Jeder Beschwerdeführer hat die Kosten seines Rechtsmittels zu
tragen.
Ergänzend zum Vorbringen des Generalbundesanwalts in seiner Stellungnahme
vom 18. September 2008 bemerkt der Senat zu der allein den Angeklagten
M. betreffenden Frage des Strafklageverbrauchs das Folgende:
1. a) Das Landgericht hat den Angeklagten M. wegen unerlaubten
Handeltreibens mit Betäubungsmitteln in nicht geringer Menge in drei Fällen zu
einer Gesamtfreiheitsstrafe von vier Jahren und acht Monaten verurteilt. Nach
den zugrunde liegenden Feststellungen hatte der Angeklagte - überwiegend
gemeinsam mit dem Angeklagten L. - Anfang Januar 2007 (Fall II. 1. der
Urteilsgründe), im Zeitraum vom 27. Januar bis Anfang April 2007 (Fall II. 2. der
Urteilsgründe) sowie im Juni 2007 (Fall II. 3. der Urteilsgründe) von dem gesondert
verfolgten A. jeweils Marihuana im Kilogrammbereich
erworben, in zwei Fällen zudem 350 Gramm Amphetamin. Die Bezahlung des
Kaufpreises erfolgte im Fall II. 1. am 26. Januar 2007, im Fall II. 2. nicht vor
dem 12. März 2007 sowie im Fall II. 3. im Juni 2007. Ein Teil des zu zahlenden
Betrages diente jeweils der „Tilgung von Altschulden aus früheren Rauschgift-
geschäften“. Diese hat das Landgericht nicht näher spezifiziert, sondern sich
lediglich im Rahmen der Prüfung, ob beim Angeklagten L. die Voraussetzungen
des § 31 BtMG zu bejahen sind, überzeugt gezeigt, dass A.
bereits Ende 2006/Anfang 2007 an den Angeklagten M. (und einen weiteren
Mittäter) vier Kilogramm Marihuana geliefert hatte.

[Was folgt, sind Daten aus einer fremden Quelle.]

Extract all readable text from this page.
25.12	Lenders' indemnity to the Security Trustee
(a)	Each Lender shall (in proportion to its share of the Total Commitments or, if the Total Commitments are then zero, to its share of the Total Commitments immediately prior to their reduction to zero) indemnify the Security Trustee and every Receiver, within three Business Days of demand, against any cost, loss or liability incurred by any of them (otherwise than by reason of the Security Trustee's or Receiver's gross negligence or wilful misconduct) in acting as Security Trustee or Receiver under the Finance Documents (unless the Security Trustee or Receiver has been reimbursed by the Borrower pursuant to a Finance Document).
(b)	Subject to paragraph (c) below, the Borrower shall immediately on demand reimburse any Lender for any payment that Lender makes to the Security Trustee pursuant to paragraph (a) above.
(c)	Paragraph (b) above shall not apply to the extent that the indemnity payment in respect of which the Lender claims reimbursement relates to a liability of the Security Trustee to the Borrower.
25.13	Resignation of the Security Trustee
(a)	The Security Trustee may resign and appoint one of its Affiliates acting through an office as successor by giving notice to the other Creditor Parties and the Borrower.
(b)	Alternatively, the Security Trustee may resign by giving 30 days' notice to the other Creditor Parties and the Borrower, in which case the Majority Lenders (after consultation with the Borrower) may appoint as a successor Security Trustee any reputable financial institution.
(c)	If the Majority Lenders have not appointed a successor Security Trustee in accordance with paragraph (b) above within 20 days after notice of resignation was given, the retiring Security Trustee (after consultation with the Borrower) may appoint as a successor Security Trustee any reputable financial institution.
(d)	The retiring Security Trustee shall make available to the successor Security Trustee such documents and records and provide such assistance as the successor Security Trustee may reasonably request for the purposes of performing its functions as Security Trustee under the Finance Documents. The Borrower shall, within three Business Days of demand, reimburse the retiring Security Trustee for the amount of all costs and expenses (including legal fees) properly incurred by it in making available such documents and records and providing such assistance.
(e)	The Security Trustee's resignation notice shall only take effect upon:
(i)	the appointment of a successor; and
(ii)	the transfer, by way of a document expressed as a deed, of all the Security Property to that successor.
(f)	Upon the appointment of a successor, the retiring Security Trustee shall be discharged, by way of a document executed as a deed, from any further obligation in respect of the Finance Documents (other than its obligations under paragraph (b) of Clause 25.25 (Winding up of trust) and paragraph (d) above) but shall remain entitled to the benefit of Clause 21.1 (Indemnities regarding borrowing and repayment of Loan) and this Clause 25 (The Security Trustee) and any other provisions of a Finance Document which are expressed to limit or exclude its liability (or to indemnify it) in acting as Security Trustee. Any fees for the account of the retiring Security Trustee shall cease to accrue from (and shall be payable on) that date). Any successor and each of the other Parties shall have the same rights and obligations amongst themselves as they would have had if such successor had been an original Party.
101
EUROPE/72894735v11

b) Durch seit dem selben Tag rechtskräftiges Urteil des Amtsgerichts
München ist gegen den Angeklagten M. am 5. Februar 2007 wegen unerlaubten
Handeltreibens mit Betäubungsmitteln in nicht geringer Menge in zwei
Fällen sowie wegen gewerbsmäßigen unerlaubten Handeltreibens mit Betäubungsmitteln
eine - nicht gesamtstrafenfähige (vgl. BGHSt 36, 270) - Jugendstrafe
von einem Jahr und sechs Monaten verhängt und deren Vollstreckung
zur Bewährung ausgesetzt worden. Dem lag zugrunde, dass er seit Mitte April
2006 mit Marihuana gehandelt hatte, bis am 4. August 2006 in einem von ihm
angemieteten Zimmer fast 800 Gramm des Stoffes sichergestellt wurden. Zur
Herkunft dieser Betäubungsmittel hat weder das Amtsgericht noch das Landgericht
Feststellungen getroffen.
2. Die Revision des Angeklagten M. macht geltend, das Urteil des
Amtsgerichts München vom 5. Februar 2007 habe auch für die vom Landgericht
verurteilten Fälle des unerlaubten Handeltreibens mit Betäubungsmitteln zum
Strafklageverbrauch geführt. Denn mit der Revisionsbegründung behauptet sie
erstmalig, Lieferant des im Zeitraum von April bis 4. August 2006 gehandelten
Marihuanas sei ebenfalls A. gewesen. Die vom Landgericht festgestellten
Tilgungen von „Altschulden“ hätten sich auf die damaligen Lieferungen
bezogen. Durch die gemeinsame Zahlung auf die vom Amtsgericht München
und die nunmehr vom Landgericht verurteilten Rauschgiftgeschäfte wür-
den diese in einem Handlungsteil zusammentreffen und wären daher tateinheitlich
verwirklicht.
3. Der geltend gemachte Strafklageverbrauch ist nicht eingetreten.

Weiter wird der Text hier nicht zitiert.